Fabrication of Oxide-Dispersion-Strengthened Ferritic Alloys by Mechanical Alloying Using Pre-Alloyed Powder

Mechanical alloying (MA) is widely used to produce oxide-dispersion-strengthened (ODS) steels, which are potential candidate structural materials for the next-generation fusion reactors. Here in this study, two kinds of ODS ferritic alloys, labeled A and B, are prepared through MA, followed by spark plasma sintering (SPS) and annealing.
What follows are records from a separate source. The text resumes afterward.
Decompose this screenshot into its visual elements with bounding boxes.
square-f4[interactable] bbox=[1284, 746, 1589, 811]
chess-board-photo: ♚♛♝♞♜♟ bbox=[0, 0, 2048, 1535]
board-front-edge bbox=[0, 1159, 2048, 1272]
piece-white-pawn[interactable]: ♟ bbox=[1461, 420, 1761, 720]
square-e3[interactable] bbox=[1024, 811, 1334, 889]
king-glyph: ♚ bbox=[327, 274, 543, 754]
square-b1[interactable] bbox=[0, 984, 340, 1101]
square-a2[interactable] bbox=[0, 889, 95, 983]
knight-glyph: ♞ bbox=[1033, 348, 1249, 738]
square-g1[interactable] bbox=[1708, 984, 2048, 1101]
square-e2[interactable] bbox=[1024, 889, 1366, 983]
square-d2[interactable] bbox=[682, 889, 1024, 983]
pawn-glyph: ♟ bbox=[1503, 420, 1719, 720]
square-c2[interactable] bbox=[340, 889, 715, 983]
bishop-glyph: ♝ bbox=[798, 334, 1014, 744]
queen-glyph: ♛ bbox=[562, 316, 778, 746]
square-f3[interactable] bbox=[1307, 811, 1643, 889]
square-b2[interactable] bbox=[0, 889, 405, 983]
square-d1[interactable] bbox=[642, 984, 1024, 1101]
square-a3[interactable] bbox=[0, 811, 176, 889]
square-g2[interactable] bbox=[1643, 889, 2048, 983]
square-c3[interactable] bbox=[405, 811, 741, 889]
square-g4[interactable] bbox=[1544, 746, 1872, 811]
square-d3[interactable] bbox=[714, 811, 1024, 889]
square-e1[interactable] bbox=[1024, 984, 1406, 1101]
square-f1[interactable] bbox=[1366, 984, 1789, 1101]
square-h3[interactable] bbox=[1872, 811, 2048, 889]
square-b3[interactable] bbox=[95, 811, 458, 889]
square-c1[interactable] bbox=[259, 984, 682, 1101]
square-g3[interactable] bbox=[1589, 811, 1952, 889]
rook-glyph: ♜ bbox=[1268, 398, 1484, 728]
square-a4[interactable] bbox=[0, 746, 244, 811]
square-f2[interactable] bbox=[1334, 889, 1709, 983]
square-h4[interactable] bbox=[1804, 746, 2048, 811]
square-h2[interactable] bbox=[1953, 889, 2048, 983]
To prepare Alloy A, Fe powder, YH2 powder, and TiO2 powder are mixed for MA. To prepare Alloy B, a pre-alloyed Fe-Cr-W-Y powder is first obtained by gas-atomization, after which TiO2 powder is added for MA. Compared with the traditional MA method, where the highly stabilized Y2O3 powder is usually selected, the use of TiO2 powder successfully reduces the milling time since it should be more easily decomposed and dissolved into the ferrite matrix. Some TiO2-Y2TiO5 duplex oxide particles of about 50 nm are found to generate through diffusion-induced in situ reactions in Alloy A. In Alloy B, in contrast, a high number density of well-distributed Y2O3 particles of about 20 nm and ultrafine Y2Ti2O7 particles within 10 nm are observed. These nanoparticles maintain good coherent interfaces with the matrix, suggesting the precipitation mechanism. Herein, a new route for the efficient fabrication of ODS alloys is provided.